May 17, 2021

UW nurse practitioner takes on new role helping patients with complex cancer cases

Mary Beth Henry portrait with pull quote

Mary Beth Henry, NP, calls her new job the honor of her entire career.

In July 2020, Henry was selected to lead a new Patient Experience Nurse Navigation pilot program at the UW Carbone Cancer Center. The position – funded by the UW Carbone Cancer Center Advisory Board – is part of a broader effort to build programs aimed at providing exceptional patient experiences by promoting consistent and timely access to care, services, clinical trials and more.

With a deep and extensive knowledge of oncology clinical care and services – along with a personal touch – Henry was identified early on as an ideal candidate for the new position.

“Just trying to meet the critical needs of our patients, I think that’s what brought attention to me,” Henry said. “And so, this job was sort of a perfect fit for me. It’s my honor, sincerely, to have this position.”

As a long-time nurse practitioner and advanced practice provider with UW Health, Henry has spent decades helping cancer patients navigate the often complex health care system, from assisting with appointment scheduling to explaining the difference between a radiologist and a radiation oncologist.

But during that time, she also found ways to help patients that weren’t reflected in her job description, including the creation of a fund to provide hotel stays for out-of-town patients who otherwise couldn’t afford them.

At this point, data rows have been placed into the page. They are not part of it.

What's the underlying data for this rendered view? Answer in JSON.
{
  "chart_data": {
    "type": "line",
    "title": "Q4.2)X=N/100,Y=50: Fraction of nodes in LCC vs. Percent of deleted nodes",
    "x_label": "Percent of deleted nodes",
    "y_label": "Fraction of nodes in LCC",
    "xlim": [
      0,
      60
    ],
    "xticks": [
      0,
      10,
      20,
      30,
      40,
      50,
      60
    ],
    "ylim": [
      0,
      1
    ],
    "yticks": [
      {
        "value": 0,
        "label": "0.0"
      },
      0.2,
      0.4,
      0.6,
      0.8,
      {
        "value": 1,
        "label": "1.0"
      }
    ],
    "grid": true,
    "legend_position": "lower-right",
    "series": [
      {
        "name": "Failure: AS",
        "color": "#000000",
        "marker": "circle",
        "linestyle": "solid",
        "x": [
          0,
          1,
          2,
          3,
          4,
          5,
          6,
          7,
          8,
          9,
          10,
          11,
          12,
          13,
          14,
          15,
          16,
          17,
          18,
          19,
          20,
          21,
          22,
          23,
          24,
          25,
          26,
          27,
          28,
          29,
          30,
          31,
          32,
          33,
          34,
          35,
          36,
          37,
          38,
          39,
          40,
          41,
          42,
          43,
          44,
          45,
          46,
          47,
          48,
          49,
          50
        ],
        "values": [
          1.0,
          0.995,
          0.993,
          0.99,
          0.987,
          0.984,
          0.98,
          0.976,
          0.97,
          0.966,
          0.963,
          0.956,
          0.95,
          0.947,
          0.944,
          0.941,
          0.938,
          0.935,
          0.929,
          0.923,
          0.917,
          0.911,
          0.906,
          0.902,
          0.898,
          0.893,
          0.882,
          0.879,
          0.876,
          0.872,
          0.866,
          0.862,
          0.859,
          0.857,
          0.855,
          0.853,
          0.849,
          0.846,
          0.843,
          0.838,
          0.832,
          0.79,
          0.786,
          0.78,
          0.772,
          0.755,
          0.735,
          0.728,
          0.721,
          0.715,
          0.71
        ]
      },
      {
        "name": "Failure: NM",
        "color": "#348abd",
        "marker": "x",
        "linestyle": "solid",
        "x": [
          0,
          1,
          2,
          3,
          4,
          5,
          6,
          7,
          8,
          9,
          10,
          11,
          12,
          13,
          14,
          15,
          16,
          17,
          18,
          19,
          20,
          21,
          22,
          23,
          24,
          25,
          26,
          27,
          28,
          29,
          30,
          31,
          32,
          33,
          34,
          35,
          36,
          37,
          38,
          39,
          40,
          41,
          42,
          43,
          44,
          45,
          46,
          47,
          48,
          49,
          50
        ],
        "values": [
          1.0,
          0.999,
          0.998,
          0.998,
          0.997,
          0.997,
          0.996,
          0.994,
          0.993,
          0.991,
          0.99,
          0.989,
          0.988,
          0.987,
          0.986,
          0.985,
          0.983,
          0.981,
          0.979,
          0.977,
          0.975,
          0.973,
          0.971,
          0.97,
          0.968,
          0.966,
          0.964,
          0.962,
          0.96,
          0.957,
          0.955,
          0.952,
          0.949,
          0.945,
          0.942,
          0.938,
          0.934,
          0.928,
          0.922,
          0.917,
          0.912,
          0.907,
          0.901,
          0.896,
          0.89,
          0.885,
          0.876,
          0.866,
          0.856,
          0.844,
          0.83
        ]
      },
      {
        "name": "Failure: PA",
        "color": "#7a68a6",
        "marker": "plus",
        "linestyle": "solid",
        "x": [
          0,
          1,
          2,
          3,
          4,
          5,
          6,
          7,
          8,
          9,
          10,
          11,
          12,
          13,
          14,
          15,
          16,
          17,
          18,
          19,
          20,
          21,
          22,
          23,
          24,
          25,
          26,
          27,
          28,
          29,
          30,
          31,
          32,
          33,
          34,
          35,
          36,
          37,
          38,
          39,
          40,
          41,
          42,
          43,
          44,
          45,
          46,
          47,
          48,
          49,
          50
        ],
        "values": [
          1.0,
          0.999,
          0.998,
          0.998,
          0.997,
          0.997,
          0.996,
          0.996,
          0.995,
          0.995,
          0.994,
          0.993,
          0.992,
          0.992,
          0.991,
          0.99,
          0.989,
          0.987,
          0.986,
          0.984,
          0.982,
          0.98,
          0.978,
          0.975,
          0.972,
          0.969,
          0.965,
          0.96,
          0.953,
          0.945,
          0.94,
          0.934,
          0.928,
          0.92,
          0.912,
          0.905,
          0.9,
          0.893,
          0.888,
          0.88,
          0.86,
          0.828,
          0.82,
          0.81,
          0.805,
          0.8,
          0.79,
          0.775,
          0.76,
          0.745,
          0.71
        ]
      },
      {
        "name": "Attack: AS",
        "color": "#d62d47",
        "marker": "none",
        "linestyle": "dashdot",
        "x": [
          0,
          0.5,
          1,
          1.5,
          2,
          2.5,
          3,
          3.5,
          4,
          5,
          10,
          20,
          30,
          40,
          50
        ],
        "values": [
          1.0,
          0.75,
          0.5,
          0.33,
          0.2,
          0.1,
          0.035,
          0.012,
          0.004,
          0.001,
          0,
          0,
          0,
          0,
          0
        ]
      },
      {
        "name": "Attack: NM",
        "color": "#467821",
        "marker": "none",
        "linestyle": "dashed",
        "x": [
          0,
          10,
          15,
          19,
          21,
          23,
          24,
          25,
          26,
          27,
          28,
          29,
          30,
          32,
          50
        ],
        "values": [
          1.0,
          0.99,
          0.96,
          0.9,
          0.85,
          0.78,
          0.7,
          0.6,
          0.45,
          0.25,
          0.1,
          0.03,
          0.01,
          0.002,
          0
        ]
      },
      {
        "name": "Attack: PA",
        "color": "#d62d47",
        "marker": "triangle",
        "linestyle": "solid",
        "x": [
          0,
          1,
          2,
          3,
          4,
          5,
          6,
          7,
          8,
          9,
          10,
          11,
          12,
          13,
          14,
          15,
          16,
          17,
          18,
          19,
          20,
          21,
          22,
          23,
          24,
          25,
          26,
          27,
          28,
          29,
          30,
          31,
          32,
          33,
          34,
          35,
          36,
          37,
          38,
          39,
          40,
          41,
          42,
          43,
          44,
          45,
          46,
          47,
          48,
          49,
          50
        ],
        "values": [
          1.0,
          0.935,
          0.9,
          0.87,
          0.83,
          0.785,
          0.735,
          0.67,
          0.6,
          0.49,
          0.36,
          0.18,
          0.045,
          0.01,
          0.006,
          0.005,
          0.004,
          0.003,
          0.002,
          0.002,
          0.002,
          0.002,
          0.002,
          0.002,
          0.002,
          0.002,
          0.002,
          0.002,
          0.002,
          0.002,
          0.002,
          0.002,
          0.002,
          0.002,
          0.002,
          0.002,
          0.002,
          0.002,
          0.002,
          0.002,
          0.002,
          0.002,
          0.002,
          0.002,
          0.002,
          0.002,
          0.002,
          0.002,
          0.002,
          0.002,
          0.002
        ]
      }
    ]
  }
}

For Henry, it’s all about getting to know the patients she works with, and the challenges they might be facing. “People have personal situations, and each patient is a human being,” she said. “There’s a face on each person with a story.”

In the new role, Henry is working with approximately 250 patients with complex cancer cases who enter the system through special referrals. A handful of physician leaders at UW Carbone are able to refer patients to her. Over the two year pilot period, she’ll help these patients – who may have increased needs and find themselves bouncing between doctors and specialties – as they journey from first appointment to post-treatment follow-ups.

“Really, I’m here to help improve access to care,” Henry said.

Part of the job entails much of what she’s already been doing as a nurse practitioner, including helping to write letters to insurance companies for denied testing, working to get someone access to out-of-network care, coordinating appointments for the same day to reduce the amount of travel needed, and helping to find relevant clinical trials for all patients.
However, in her new role, Henry has also embraced other ambitious goals. She hopes to improve response time to referrals and expedite both diagnoses and the development of treatment plans. She also seeks to empower patients to become more involved in their care.
Through this, she hopes to produce a model that can be employed by other nurse navigators to streamline and personalize patient care, something she believes can reduce patient distress and optimize patient outcomes.

In addition, Henry sees herself as an embedded ally not only for patients, but also their caregivers. “A disease often yields two patients, the one with the disease and the one caring for that person,” she said. “We need to take care of both.”

Above all, she wants to be present and available to those who need her.

“I have found that over the years, the single most satisfying thing you can do for a patient is give them direct access to you,” Henry said. “I have always given my phone numbers to pretty much every patient, and many others have my contact information. People are so grateful when they can directly reach a person.”

Because of that, many of her former patients have expressed their gratefulness to her, along with a desire to give back to the doctor or program that took care of them. When individuals want to give back, whether it be financially or otherwise, Henry is there to make connections, inform patients about ongoing research needs, and help patients share their stories with those that cared for them.

“People are really wanting to give to an organization that is producing such awesome results,” Henry said. “We are so grateful, and I always tell people that we will never waste a penny of their money.”

Throughout the pilot program, patient satisfaction scores and other metrics will determine the success of the program, and there is hope this model could be replicated in other departments across UW Health.

But right now, Henry isn’t thinking about numbers, scores or ratings. She’s thinking about what she’s always thought about – how to do right by the patients who are looking to her for help.

“My deepest commitment is to take the best care of those people I can,” Henry said. “It’s so frightening to receive these diagnoses, but I want patients to know that I’m here to help.”